Most Americans view cheap meat as a good thing, but they generally don’t understand who pays the high cost of the policies making it inexpensive. More than 80 percent of the beef, pork and poultry consumed in this country comes from livestock fed and processed by only three meatpacking companies: JBS-Swift, Cargill and Tyson. Through deregulation and antitrust practices, these companies have been allowed to devour smaller companies that both feed and process meat.
The giant meatpackers often have contracts with owners of livestock feeding operations and therefore don’t bid on the livestock they purchase to slaughter. Independent producers frequently aren’t paid enough to pay for the cost of raising their livestock, so they’re forced to sell or forfeit their farms and ranches.
Consequentially, local feed, seed, and farm machinery stores shut down because their customers can’t pay their bills. Local restaurants, theaters, and furniture stores close when no one has spare funds. Ultimately, rural communities die when their local businesses fold and young people leave to find opportunities elsewhere.
Giant meatpackers and poultry companies hurt consumers, as well. Consumer choice has become more and more limited to meat from livestock raised on questionable feed sources and antibiotics in overcrowded conditions. Furthermore, cattle are slaughtered and processed in some facilities at the astounding rate of 1.5 million head per day.
That unsafe scale and speed increases the likelihood of workers being injured by intense rote activities and deadly implements, not to mention E. coli breakouts through insufficient attention to proper sanitation. This unsustainable system has spread from my home state of Montana and is exported around the world.
The seismic shift in Congress following the midterm elections will make or break the enactment of key regulations in the 2008 farm bill that could benefit both consumers and independent meat producers. At stake is whether the U.S. Department of Agriculture (USDA) will be allowed to implement a rule that limits the influence giant meatpackers exert over our meat supply.
The 2008 farm bill required new rules to interpret the meaning of “undue or reasonable preference” in the 1921 Packers and Stockyards Act. The USDA’s Grain Inspection, Packers and Stockyards Administration (GIPSA) finally released the proposed rules in June.
These rules would help end meatpackers’ discriminatory practices, such as paying higher prices for livestock from their preferred feeding operations than for livestock of comparable quality from independent producers. Furthermore, a producer harmed by a meatpacker’s action (e.g., unfair pricing) wouldn’t have to prove the action also harmed the entire industry before seeking protection under the Packers and Stockyards Act. This is the case under the current system.
Not surprisingly, the largest meatpackers are fighting the proposed rules in a big way. In August, they filled the room in the USDA-Department of Justice hearing on livestock concentration in Fort Collins, Colorado. Now they’re flooding USDA and Congress with scores of opposing comments and issuing industry-funded studies claiming these rules will raise consumer prices.
The current system hurts family farms and ranches, rural communities, the environment, and farmworkers.

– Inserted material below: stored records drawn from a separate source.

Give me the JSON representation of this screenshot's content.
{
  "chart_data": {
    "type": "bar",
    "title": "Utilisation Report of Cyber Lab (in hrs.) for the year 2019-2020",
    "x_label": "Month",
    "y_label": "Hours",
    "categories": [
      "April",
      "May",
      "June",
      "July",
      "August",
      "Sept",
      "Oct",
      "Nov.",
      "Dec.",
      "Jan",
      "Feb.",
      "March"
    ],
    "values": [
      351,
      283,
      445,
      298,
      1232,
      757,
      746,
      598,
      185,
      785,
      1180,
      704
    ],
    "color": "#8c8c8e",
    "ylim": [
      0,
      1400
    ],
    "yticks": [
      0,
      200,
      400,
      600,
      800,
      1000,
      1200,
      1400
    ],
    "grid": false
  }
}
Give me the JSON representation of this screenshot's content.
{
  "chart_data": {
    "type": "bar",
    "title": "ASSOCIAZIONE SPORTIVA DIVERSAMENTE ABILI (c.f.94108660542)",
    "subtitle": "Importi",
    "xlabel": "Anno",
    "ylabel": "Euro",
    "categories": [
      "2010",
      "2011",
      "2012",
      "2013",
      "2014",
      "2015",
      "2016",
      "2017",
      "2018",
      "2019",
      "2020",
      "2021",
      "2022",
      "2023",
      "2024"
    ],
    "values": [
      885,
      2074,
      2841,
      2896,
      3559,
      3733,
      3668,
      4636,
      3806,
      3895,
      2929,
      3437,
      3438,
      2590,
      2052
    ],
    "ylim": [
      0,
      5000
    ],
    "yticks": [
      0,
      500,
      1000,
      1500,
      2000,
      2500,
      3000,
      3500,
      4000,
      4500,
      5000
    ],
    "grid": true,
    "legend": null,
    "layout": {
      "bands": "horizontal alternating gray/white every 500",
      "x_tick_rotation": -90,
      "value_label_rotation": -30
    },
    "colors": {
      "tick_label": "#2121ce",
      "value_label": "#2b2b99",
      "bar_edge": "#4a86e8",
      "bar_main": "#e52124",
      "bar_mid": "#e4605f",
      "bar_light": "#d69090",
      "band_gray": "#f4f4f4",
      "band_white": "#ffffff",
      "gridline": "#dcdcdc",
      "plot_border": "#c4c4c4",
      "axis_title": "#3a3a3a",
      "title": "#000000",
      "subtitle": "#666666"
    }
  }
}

It also endangers consumer health. In addition to those increasingly frequent E. coli outbreaks, feeding operations (a.k.a. factory farms) depend on antibiotics to keep animals alive in unhealthy conditions–increasing human resistance to life-saving drugs.
The USDA’s effort to issue these new rules is the first opportunity in decades to rein in the meatpackers and make them play fairly. We have a unique opportunity right now to shift the power in this industry toward consumers and independent producers while setting the stage for fair farm and trade policies in the future.